FIGURE 6.

The 3′-UTR Ccn1 mRNA folded into G4s. (A) Scheme of the mRNA Ccn1 where the 5′-UTR (green) does not contain any potential G4 motif, and the 3′-UTR (red) contains three potential G4 motifs. In the representation of a RNA G4 structure, blue dots indicate Gs and orange rectangles indicate planar rearrangements between Gs. (B) The RNA sequence containing the potential G4 in the 3′-UTR Ccn1 near the stop codon (3′-UTR) or the RNA sequence containing the 3′-UTR Ccn1 with a single mutation (mutant), as a negative control, were incubated at 90°C for 2 m, and cooled down at room temperature for 2 h. Then, the annealed RNA 3′-UTR and mutant sequences were mixed with a Thioflavin T (ThT) solution, and the fluorescence emission was measured. As controls we used the buffer alone, a ThT solution alone, and the 3′-UTR sequence alone.
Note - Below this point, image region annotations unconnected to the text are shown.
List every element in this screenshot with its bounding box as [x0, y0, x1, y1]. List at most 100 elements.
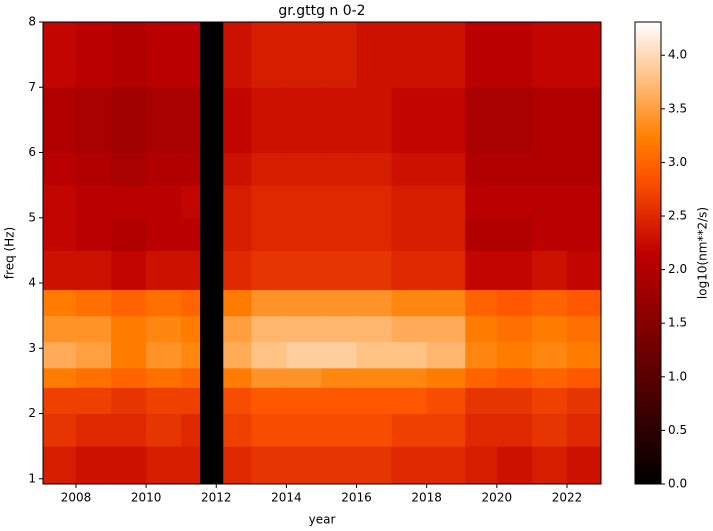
heat-cell: [146, 152, 182, 186]
heat-cell: [465, 152, 498, 186]
heat-cell: [356, 413, 393, 447]
heat-cell: [566, 341, 602, 369]
heat-cell: [496, 341, 533, 369]
heat-cell: [75, 87, 112, 154]
heat-cell: [356, 152, 393, 186]
heat-cell: [465, 315, 498, 343]
heat-cell: [223, 387, 252, 415]
heat-cell: [75, 217, 112, 251]
colorbar-tick-label: 4.0: [668, 48, 687, 62]
y-tick-label: 1: [28, 471, 36, 485]
heat-cell: [43, 87, 77, 154]
heat-cell: [223, 289, 252, 317]
heat-cell: [391, 22, 428, 88]
heat-cell: [356, 341, 393, 369]
colorbar-tick-label: 0.5: [668, 423, 687, 437]
heat-cell: [321, 341, 358, 369]
heat-cell: [391, 217, 428, 251]
x-tick-label: 2008: [61, 491, 92, 505]
heat-cell: [286, 446, 322, 485]
heat-cell: [43, 22, 77, 88]
heat-cell: [181, 341, 201, 369]
y-tick-label: 5: [28, 210, 36, 224]
y-tick-label: 2: [28, 406, 36, 420]
heat-cell: [465, 217, 498, 251]
heat-cell: [75, 22, 112, 88]
heat-cell: [426, 185, 466, 219]
heat-cell: [200, 87, 224, 154]
heat-cell: [75, 387, 112, 415]
heat-cell: [111, 341, 147, 369]
heat-cell: [223, 341, 252, 369]
heat-cell: [391, 250, 428, 291]
heat-cell: [146, 185, 182, 219]
heat-cell: [43, 217, 77, 251]
heat-cell: [111, 446, 147, 485]
heat-cell: [496, 446, 533, 485]
heat-cell: [286, 87, 322, 154]
heat-cell: [251, 413, 287, 447]
x-tick-label: 2014: [271, 491, 302, 505]
heat-cell: [181, 22, 201, 88]
heat-cell: [181, 152, 201, 186]
heat-cell: [251, 22, 287, 88]
heat-cell: [43, 315, 77, 343]
heat-cell: [391, 413, 428, 447]
colorbar-tick-label: 2.0: [668, 262, 687, 276]
heat-cell: [181, 289, 201, 317]
heat-cell: [43, 341, 77, 369]
heat-cell: [223, 217, 252, 251]
heat-cell: [356, 289, 393, 317]
heat-cell: [251, 289, 287, 317]
heat-cell: [531, 446, 568, 485]
heat-cell: [391, 387, 428, 415]
heat-cell: [251, 152, 287, 186]
heat-cell: [531, 250, 568, 291]
heat-cell: [181, 446, 201, 485]
heat-cell: [251, 185, 287, 219]
heat-cell: [566, 289, 602, 317]
heat-cell: [356, 87, 393, 154]
heat-cell: [181, 87, 201, 154]
heat-cell: [223, 250, 252, 291]
heat-cell: [321, 446, 358, 485]
heat-cell: [251, 367, 287, 388]
heat-cell: [356, 217, 393, 251]
heat-cell: [181, 250, 201, 291]
heat-cell: [426, 250, 466, 291]
heat-cell: [391, 152, 428, 186]
heat-cell: [356, 250, 393, 291]
heat-cell: [181, 387, 201, 415]
heat-cell: [356, 22, 393, 88]
heat-cell: [531, 152, 568, 186]
heat-cell: [286, 413, 322, 447]
heat-cell: [426, 289, 466, 317]
heat-cell: [321, 289, 358, 317]
heat-cell: [531, 185, 568, 219]
heat-cell: [200, 217, 224, 251]
heat-cell: [251, 217, 287, 251]
heat-cell: [75, 250, 112, 291]
heat-cell: [465, 185, 498, 219]
heat-cell: [75, 341, 112, 369]
x-tick-label: 2012: [201, 491, 232, 505]
heat-cell: [531, 387, 568, 415]
heat-cell: [426, 341, 466, 369]
colorbar-tick-label: 2.5: [668, 209, 687, 223]
heat-cell: [531, 22, 568, 88]
colorbar-tick-label: 3.0: [668, 155, 687, 169]
x-tick-label: 2020: [482, 491, 513, 505]
heat-cell: [356, 185, 393, 219]
heat-cell: [181, 185, 201, 219]
colorbar-tick-label: 0.0: [668, 477, 687, 491]
heat-cell: [426, 413, 466, 447]
heat-cell: [426, 87, 466, 154]
y-tick-label: 3: [28, 341, 36, 355]
heat-cell: [465, 413, 498, 447]
y-tick-label: 6: [28, 145, 36, 159]
heat-cell: [181, 367, 201, 388]
heat-cell: [566, 152, 602, 186]
heat-cell: [146, 387, 182, 415]
heat-cell: [391, 87, 428, 154]
heat-cell: [566, 387, 602, 415]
One-way ANOVA, ***p-value < 0.0001. Data were collected from four independent experiments. (C) CEC isolated from aged (18–20 m/o) female mice and cultured were treated with pyridostatin (0.5 µM), or a vehicle (water), for 4 days. CEC were fixed and stained with antibodies against CCN1 and with the nuclear Hoechst dye (DAPI channel). Scale bar, 50 µm. (D) Quantification of the fluorescence intensity of CCN1 from (C). t-test, *p-value = 0.0103. Data were pooled from three independent experiments analyzing 20 microscopic fields per condition and experiment. (E) CEC isolated from aged (18–20 m/o) female mice and cultured were treated with pyridostatin (0.5 µM), or a vehicle, for 4 days. RNA was isolated and qPCR was performed for the relative expression of Ccn1. We used Gapdh as a housekeeping gene. t-test, n.s., non-significant, p-value = 0.2424. Data were pooled from four independent experiments.